Flyway: What project are you working on now?

JH: The book I’m currently working on is a nonfiction book, and it’s a book that’s for a long time now felt really important and necessary for me to write. It’s a book called “Irreplaceable.” It will essentially look at those places alongside those wild species that we’re increasingly loosing, primarily to development in one way or another. And these are often extremely sustaining places both for ourselves as humans but also for wild species. The book is set throughout the world, everywhere from England, to the former Yugoslav Republic of Macedonia, to Greece, and there will be a chapter devoted to the prairies of the United States, the Midwest. But what I want the book to do is tell the stories of these places. They vary in size from extraordinarily large marshy estuaries that are often protected under law, to small urban allotments and gardens which have been around for hundreds and hundreds of years and which are being sold off and have parking lots built over them.

It will look at ancient woodlands and it will look at sets of hills that are threatened with development. What I really want to do is tell the story of these remarkable places, often quite unsung places, through the voices of those who are out there trying to protect and preserve them each and every day. And these are the people who live in their midst and they come from a whole host of backgrounds. I’ve met teachers and soldiers and firemen and truckers. So the stories are going to be told through these voices. And I don’t want the book to be an elegy of loss, despite it being centered on loss in many ways. I really wish it to be a book of resistance, because those ultimately are the stories I’ve been uncovering. And it’s a book of love, because it’s about the deep and abiding connections between people and place that are so essential in our lives, and the connections between people and the wild denizens we share this world with. So it will bring all those things together, hopefully, in a book that celebrates place and our connections to it.

Flyway: Hemmingway had to sharpen twenty pencils before sitting down to write, and Virginia Woolf could only write while standing up. Do you have any writing rituals?

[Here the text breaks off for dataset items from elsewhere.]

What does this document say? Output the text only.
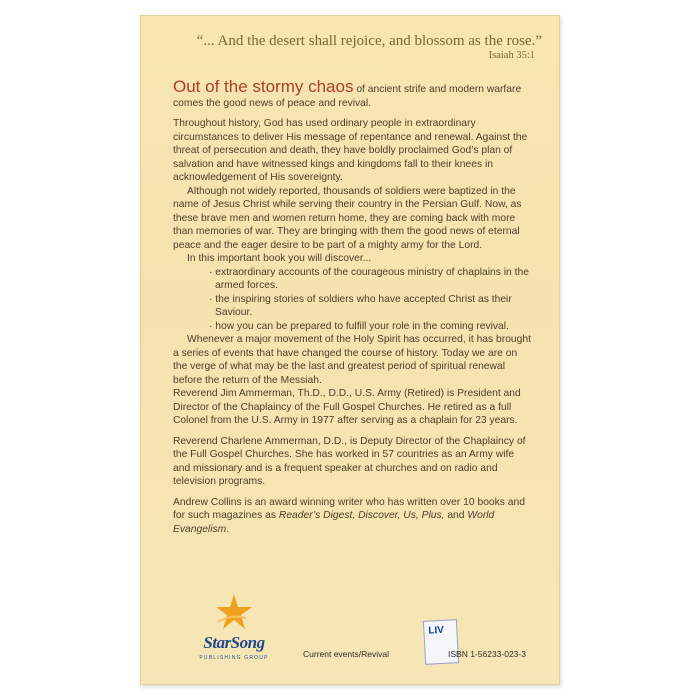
“... And the desert shall rejoice, and blossom as the rose.”
Isaiah 35:1

Out of the stormy chaos of ancient strife and modern warfare comes the good news of peace and revival.

Throughout history, God has used ordinary people in extraordinary circumstances to deliver His message of repentance and renewal. Against the threat of persecution and death, they have boldly proclaimed God’s plan of salvation and have witnessed kings and kingdoms fall to their knees in acknowledgement of His sovereignty.

Although not widely reported, thousands of soldiers were baptized in the name of Jesus Christ while serving their country in the Persian Gulf. Now, as these brave men and women return home, they are coming back with more than memories of war. They are bringing with them the good news of eternal peace and the eager desire to be part of a mighty army for the Lord.

In this important book you will discover...

· extraordinary accounts of the courageous ministry of chaplains in the armed forces.
· the inspiring stories of soldiers who have accepted Christ as their Saviour.
· how you can be prepared to fulfill your role in the coming revival.

Whenever a major movement of the Holy Spirit has occurred, it has brought a series of events that have changed the course of history. Today we are on the verge of what may be the last and greatest period of spiritual renewal before the return of the Messiah.

Reverend Jim Ammerman, Th.D., D.D., U.S. Army (Retired) is President and Director of the Chaplaincy of the Full Gospel Churches. He retired as a full Colonel from the U.S. Army in 1977 after serving as a chaplain for 23 years.

Reverend Charlene Ammerman, D.D., is Deputy Director of the Chaplaincy of the Full Gospel Churches. She has worked in 57 countries as an Army wife and missionary and is a frequent speaker at churches and on radio and television programs.

Andrew Collins is an award winning writer who has written over 10 books and for such magazines as Reader’s Digest, Discover, Us, Plus, and World Evangelism.

StarSong
PUBLISHING GROUP	Current events/Revival
LIV
ISBN 1-56233-023-3
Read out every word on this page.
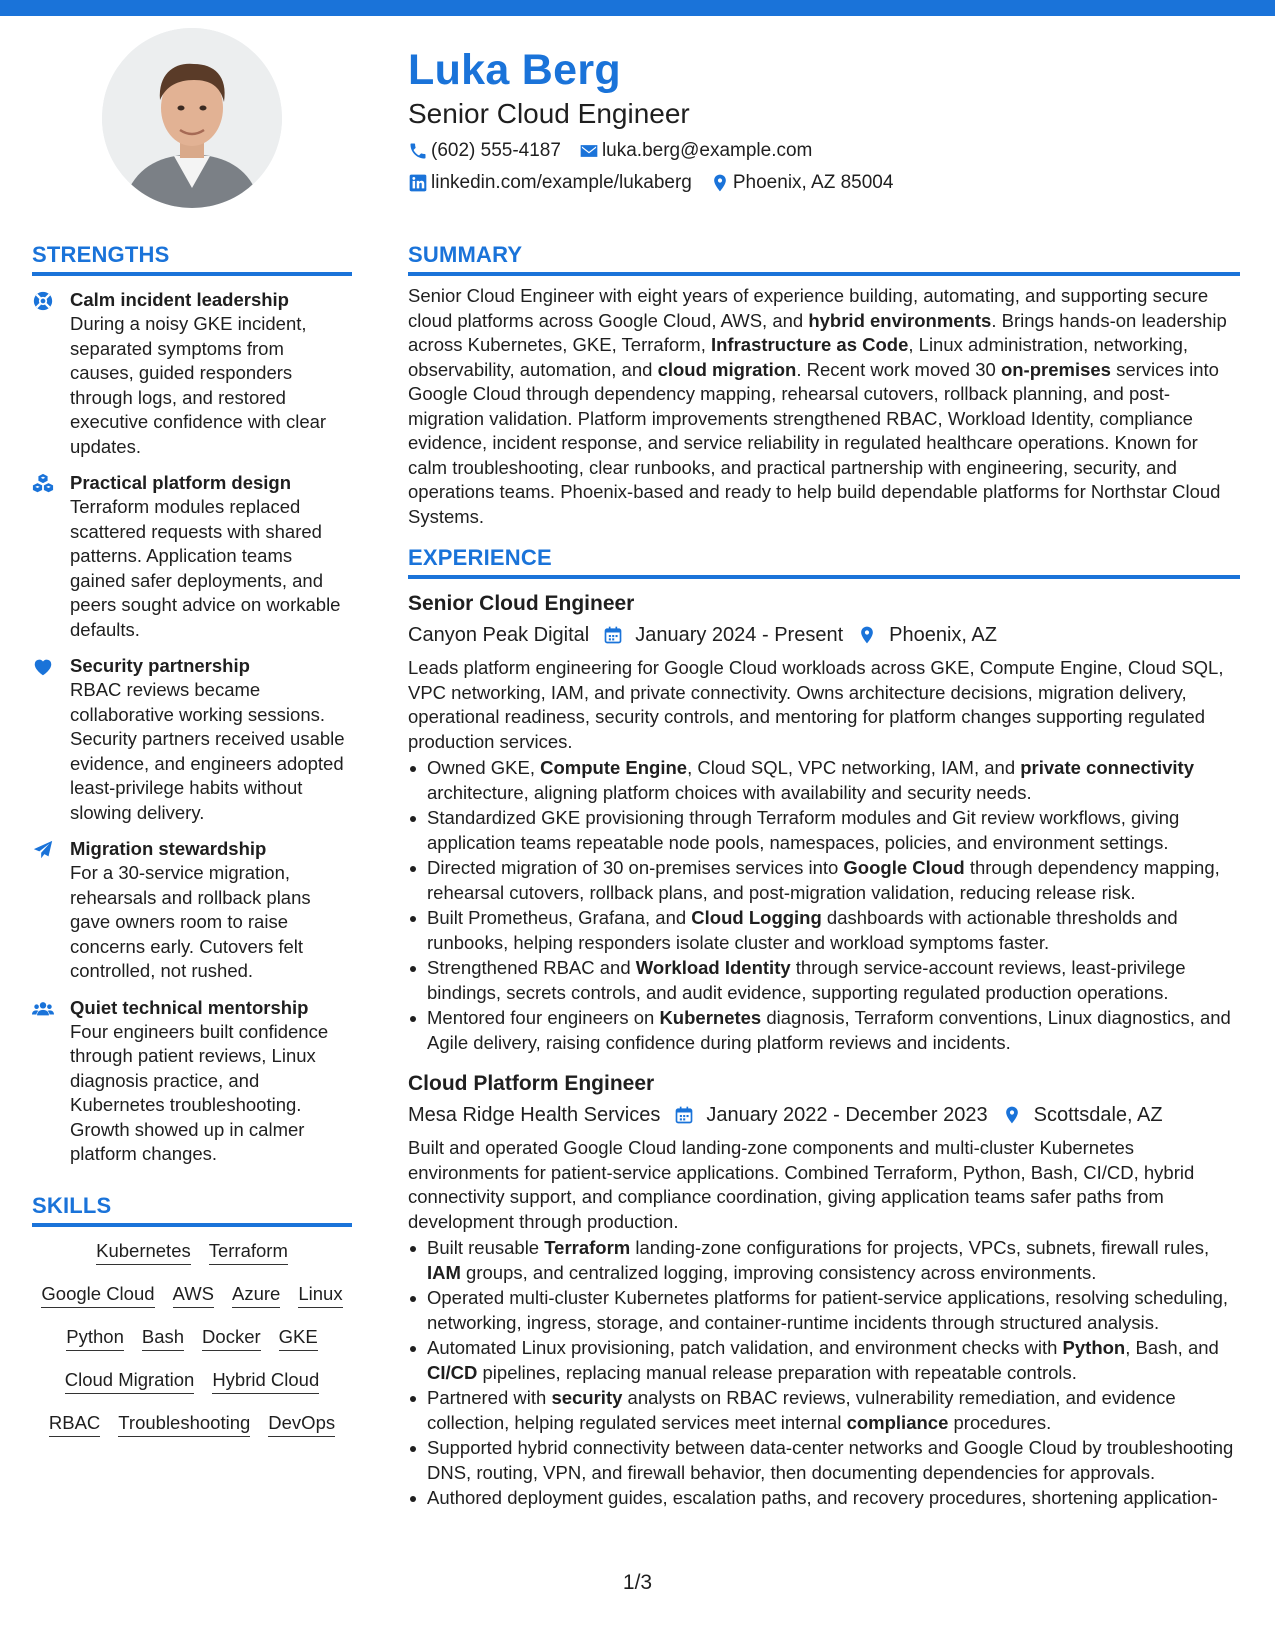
Luka Berg
Senior Cloud Engineer
(602) 555-4187 luka.berg@example.com
linkedin.com/example/lukaberg Phoenix, AZ 85004
STRENGTHS
Calm incident leadership
During a noisy GKE incident, separated symptoms from causes, guided responders through logs, and restored executive confidence with clear updates.
Practical platform design
Terraform modules replaced scattered requests with shared patterns. Application teams gained safer deployments, and peers sought advice on workable defaults.
Security partnership
RBAC reviews became collaborative working sessions. Security partners received usable evidence, and engineers adopted least-privilege habits without slowing delivery.
Migration stewardship
For a 30-service migration, rehearsals and rollback plans gave owners room to raise concerns early. Cutovers felt controlled, not rushed.
Quiet technical mentorship
Four engineers built confidence through patient reviews, Linux diagnosis practice, and Kubernetes troubleshooting. Growth showed up in calmer platform changes.
SKILLS
Kubernetes Terraform
Google Cloud AWS Azure Linux
Python Bash Docker GKE
Cloud Migration Hybrid Cloud
RBAC Troubleshooting DevOps
SUMMARY
Senior Cloud Engineer with eight years of experience building, automating, and supporting secure cloud platforms across Google Cloud, AWS, and hybrid environments. Brings hands-on leadership across Kubernetes, GKE, Terraform, Infrastructure as Code, Linux administration, networking, observability, automation, and cloud migration. Recent work moved 30 on-premises services into Google Cloud through dependency mapping, rehearsal cutovers, rollback planning, and post-migration validation. Platform improvements strengthened RBAC, Workload Identity, compliance evidence, incident response, and service reliability in regulated healthcare operations. Known for calm troubleshooting, clear runbooks, and practical partnership with engineering, security, and operations teams. Phoenix-based and ready to help build dependable platforms for Northstar Cloud Systems.
EXPERIENCE
Senior Cloud Engineer
Canyon Peak Digital January 2024 - Present Phoenix, AZ
Leads platform engineering for Google Cloud workloads across GKE, Compute Engine, Cloud SQL, VPC networking, IAM, and private connectivity. Owns architecture decisions, migration delivery, operational readiness, security controls, and mentoring for platform changes supporting regulated production services.
Owned GKE, Compute Engine, Cloud SQL, VPC networking, IAM, and private connectivity architecture, aligning platform choices with availability and security needs.
Standardized GKE provisioning through Terraform modules and Git review workflows, giving application teams repeatable node pools, namespaces, policies, and environment settings.
Directed migration of 30 on-premises services into Google Cloud through dependency mapping, rehearsal cutovers, rollback plans, and post-migration validation, reducing release risk.
Built Prometheus, Grafana, and Cloud Logging dashboards with actionable thresholds and runbooks, helping responders isolate cluster and workload symptoms faster.
Strengthened RBAC and Workload Identity through service-account reviews, least-privilege bindings, secrets controls, and audit evidence, supporting regulated production operations.
Mentored four engineers on Kubernetes diagnosis, Terraform conventions, Linux diagnostics, and Agile delivery, raising confidence during platform reviews and incidents.
Cloud Platform Engineer
Mesa Ridge Health Services January 2022 - December 2023 Scottsdale, AZ
Built and operated Google Cloud landing-zone components and multi-cluster Kubernetes environments for patient-service applications. Combined Terraform, Python, Bash, CI/CD, hybrid connectivity support, and compliance coordination, giving application teams safer paths from development through production.
Built reusable Terraform landing-zone configurations for projects, VPCs, subnets, firewall rules, IAM groups, and centralized logging, improving consistency across environments.
Operated multi-cluster Kubernetes platforms for patient-service applications, resolving scheduling, networking, ingress, storage, and container-runtime incidents through structured analysis.
Automated Linux provisioning, patch validation, and environment checks with Python, Bash, and CI/CD pipelines, replacing manual release preparation with repeatable controls.
Partnered with security analysts on RBAC reviews, vulnerability remediation, and evidence collection, helping regulated services meet internal compliance procedures.
Supported hybrid connectivity between data-center networks and Google Cloud by troubleshooting DNS, routing, VPN, and firewall behavior, then documenting dependencies for approvals.
Authored deployment guides, escalation paths, and recovery procedures, shortening application-
1/3
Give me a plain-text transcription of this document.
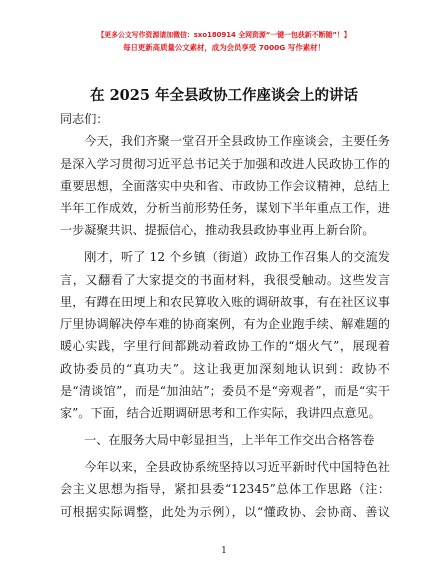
【更多公文写作资源请加微信：sxo180914 全网资源“一键一包获新不断随”！】
每日更新高质量公文素材，成为会员享受 7000G 写作素材！
在 2025 年全县政协工作座谈会上的讲话
同志们：
今天，我们齐聚一堂召开全县政协工作座谈会，主要任务
是深入学习贯彻习近平总书记关于加强和改进人民政协工作的
重要思想，全面落实中央和省、市政协工作会议精神，总结上
半年工作成效，分析当前形势任务，谋划下半年重点工作，进
一步凝聚共识、提振信心，推动我县政协事业再上新台阶。
刚才，听了 12 个乡镇（街道）政协工作召集人的交流发
言，又翻看了大家提交的书面材料，我很受触动。这些发言
里，有蹲在田埂上和农民算收入账的调研故事，有在社区议事
厅里协调解决停车难的协商案例，有为企业跑手续、解难题的
暖心实践，字里行间都跳动着政协工作的“烟火气”，展现着
政协委员的“真功夫”。这让我更加深刻地认识到：政协不
是“清谈馆”，而是“加油站”；委员不是“旁观者”，而是“实干
家”。下面，结合近期调研思考和工作实际，我讲四点意见。
一、在服务大局中彰显担当，上半年工作交出合格答卷
今年以来，全县政协系统坚持以习近平新时代中国特色社
会主义思想为指导，紧扣县委“12345”总体工作思路（注：
可根据实际调整，此处为示例），以“懂政协、会协商、善议
1
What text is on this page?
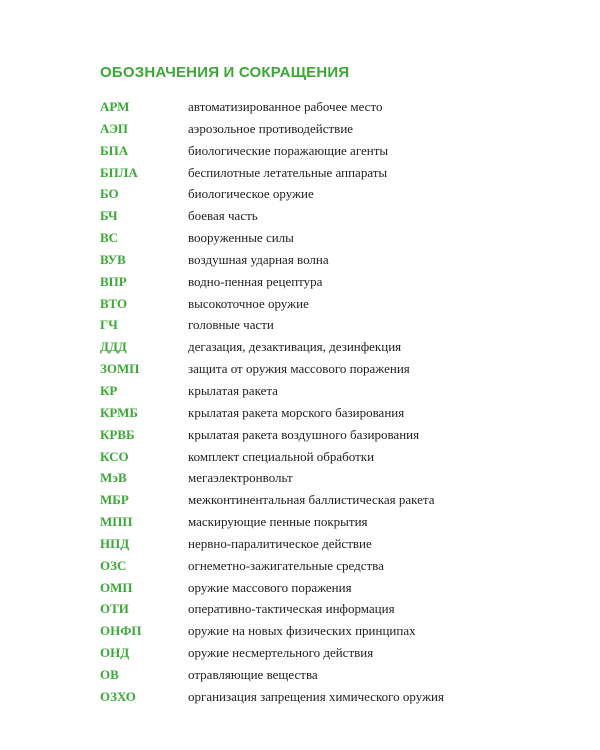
ОБОЗНАЧЕНИЯ И СОКРАЩЕНИЯ
АРМ	автоматизированное рабочее место
АЭП	аэрозольное противодействие
БПА	биологические поражающие агенты
БПЛА	беспилотные летательные аппараты
БО	биологическое оружие
БЧ	боевая часть
ВС	вооруженные силы
ВУВ	воздушная ударная волна
ВПР	водно-пенная рецептура
ВТО	высокоточное оружие
ГЧ	головные части
ДДД	дегазация, дезактивация, дезинфекция
ЗОМП	защита от оружия массового поражения
КР	крылатая ракета
КРМБ	крылатая ракета морского базирования
КРВБ	крылатая ракета воздушного базирования
КСО	комплект специальной обработки
МэВ	мегаэлектронвольт
МБР	межконтинентальная баллистическая ракета
МПП	маскирующие пенные покрытия
НПД	нервно-паралитическое действие
ОЗС	огнеметно-зажигательные средства
ОМП	оружие массового поражения
ОТИ	оперативно-тактическая информация
ОНФП	оружие на новых физических принципах
ОНД	оружие несмертельного действия
ОВ	отравляющие вещества
ОЗХО	организация запрещения химического оружия
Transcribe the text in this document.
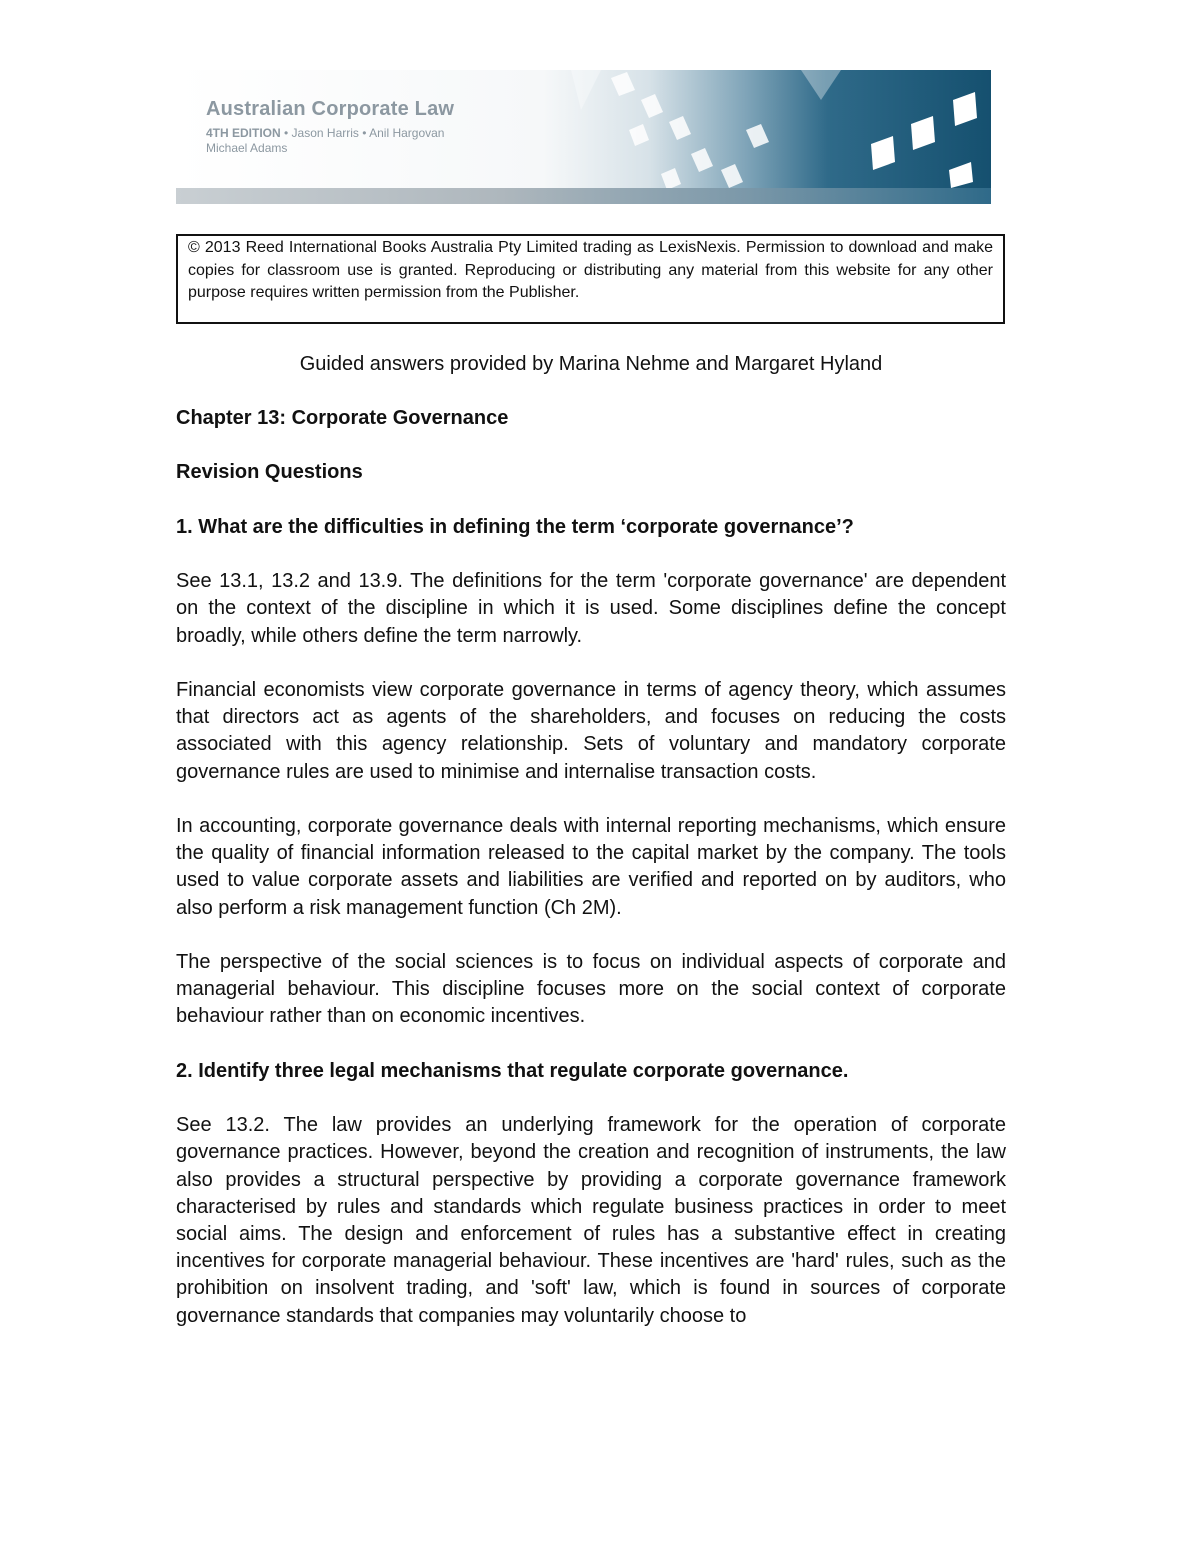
Australian Corporate Law
4TH EDITION • Jason Harris • Anil Hargovan
Michael Adams

© 2013 Reed International Books Australia Pty Limited trading as LexisNexis. Permission to download and make copies for classroom use is granted. Reproducing or distributing any material from this website for any other purpose requires written permission from the Publisher.

Guided answers provided by Marina Nehme and Margaret Hyland
Chapter 13: Corporate Governance
Revision Questions
1. What are the difficulties in defining the term ‘corporate governance’?

See 13.1, 13.2 and 13.9. The definitions for the term 'corporate governance' are dependent on the context of the discipline in which it is used. Some disciplines define the concept broadly, while others define the term narrowly.

Financial economists view corporate governance in terms of agency theory, which assumes that directors act as agents of the shareholders, and focuses on reducing the costs associated with this agency relationship. Sets of voluntary and mandatory corporate governance rules are used to minimise and internalise transaction costs.

In accounting, corporate governance deals with internal reporting mechanisms, which ensure the quality of financial information released to the capital market by the company. The tools used to value corporate assets and liabilities are verified and reported on by auditors, who also perform a risk management function (Ch 2M).

The perspective of the social sciences is to focus on individual aspects of corporate and managerial behaviour. This discipline focuses more on the social context of corporate behaviour rather than on economic incentives.

2. Identify three legal mechanisms that regulate corporate governance.

See 13.2. The law provides an underlying framework for the operation of corporate governance practices. However, beyond the creation and recognition of instruments, the law also provides a structural perspective by providing a corporate governance framework characterised by rules and standards which regulate business practices in order to meet social aims. The design and enforcement of rules has a substantive effect in creating incentives for corporate managerial behaviour. These incentives are 'hard' rules, such as the prohibition on insolvent trading, and 'soft' law, which is found in sources of corporate governance standards that companies may voluntarily choose to
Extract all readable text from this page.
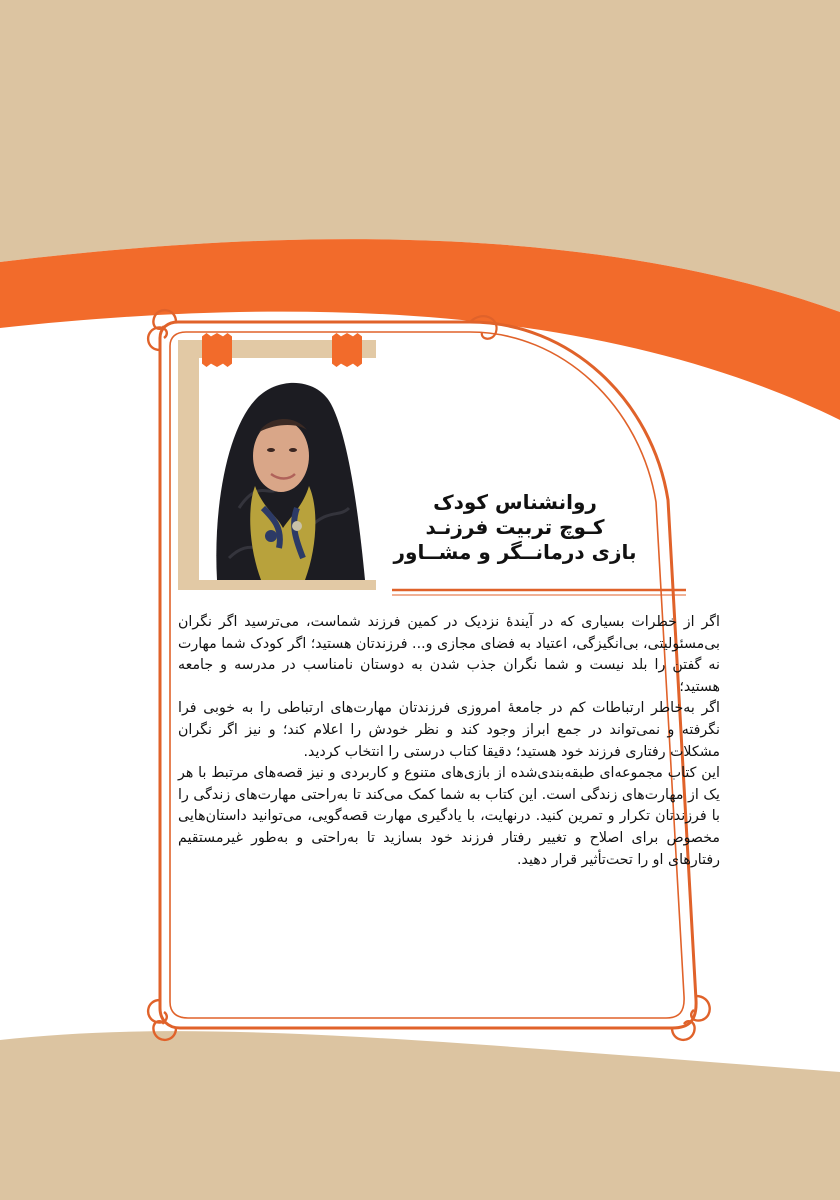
روانشناس کودک
کـوچ تربیت فرزنـد
بازی درمانــگر و مشــاور

اگر از خطرات بسیاری که در آیندهٔ نزدیک در کمین فرزند شماست، می‌ترسید اگر نگران بی‌مسئولیتی، بی‌انگیزگی، اعتیاد به فضای مجازی و... فرزندتان هستید؛ اگر کودک شما مهارت نه گفتن را بلد نیست و شما نگران جذب شدن به دوستان نامناسب در مدرسه و جامعه هستید؛

اگر به‌خاطر ارتباطات کم در جامعهٔ امروزی فرزندتان مهارت‌های ارتباطی را به خوبی فرا نگرفته و نمی‌تواند در جمع ابراز وجود کند و نظر خودش را اعلام کند؛ و نیز اگر نگران مشکلات رفتاری فرزند خود هستید؛ دقیقا کتاب درستی را انتخاب کردید.

این کتاب مجموعه‌ای طبقه‌بندی‌شده از بازی‌های متنوع و کاربردی و نیز قصه‌های مرتبط با هر یک از مهارت‌های زندگی است. این کتاب به شما کمک می‌کند تا به‌راحتی مهارت‌های زندگی را با فرزندتان تکرار و تمرین کنید. درنهایت، با یادگیری مهارت قصه‌گویی، می‌توانید داستان‌هایی مخصوص برای اصلاح و تغییر رفتار فرزند خود بسازید تا به‌راحتی و به‌طور غیرمستقیم رفتارهای او را تحت‌تأثیر قرار دهید.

JH: No, there isn’t actually. I’ve never really found one specific ritual. I might go through phases with certain rituals. But the only thing—and it’s not really a ritual—but the only thing that I love to see each day at my desk at the moment, which kind of gets me going in a nice way, is that just beyond our house is an abandoned home across a little field, and for the last year or so, in the eaves beneath the roof, a European Little Owl has been roosting there during the day. The little owl is the symbol of the goddess Athena in ancient Greece. And the little owl in fact still appears on the one Euro coin we have in Greece. So it’s just one of those nice symbols. And what’s funny about it is that the little owl goes away sometimes for days and sometimes weeks, and I feel like I’ve lost it. But up until now it has always returned. It’ll come back for a few days and then go off. And I have no idea where its other roost or roosts are. But it’s always wonderful to look out my window of a morning and see it there. And it closes its eyes and sleeps during the sunlit days. As the sun passes over the hills just to the west of us the sunlight glows all over its feathers, and then come dusk its eyes begin to open and it begins to stir, and as I turn out the light in our room it will make its way into the world and begin its day.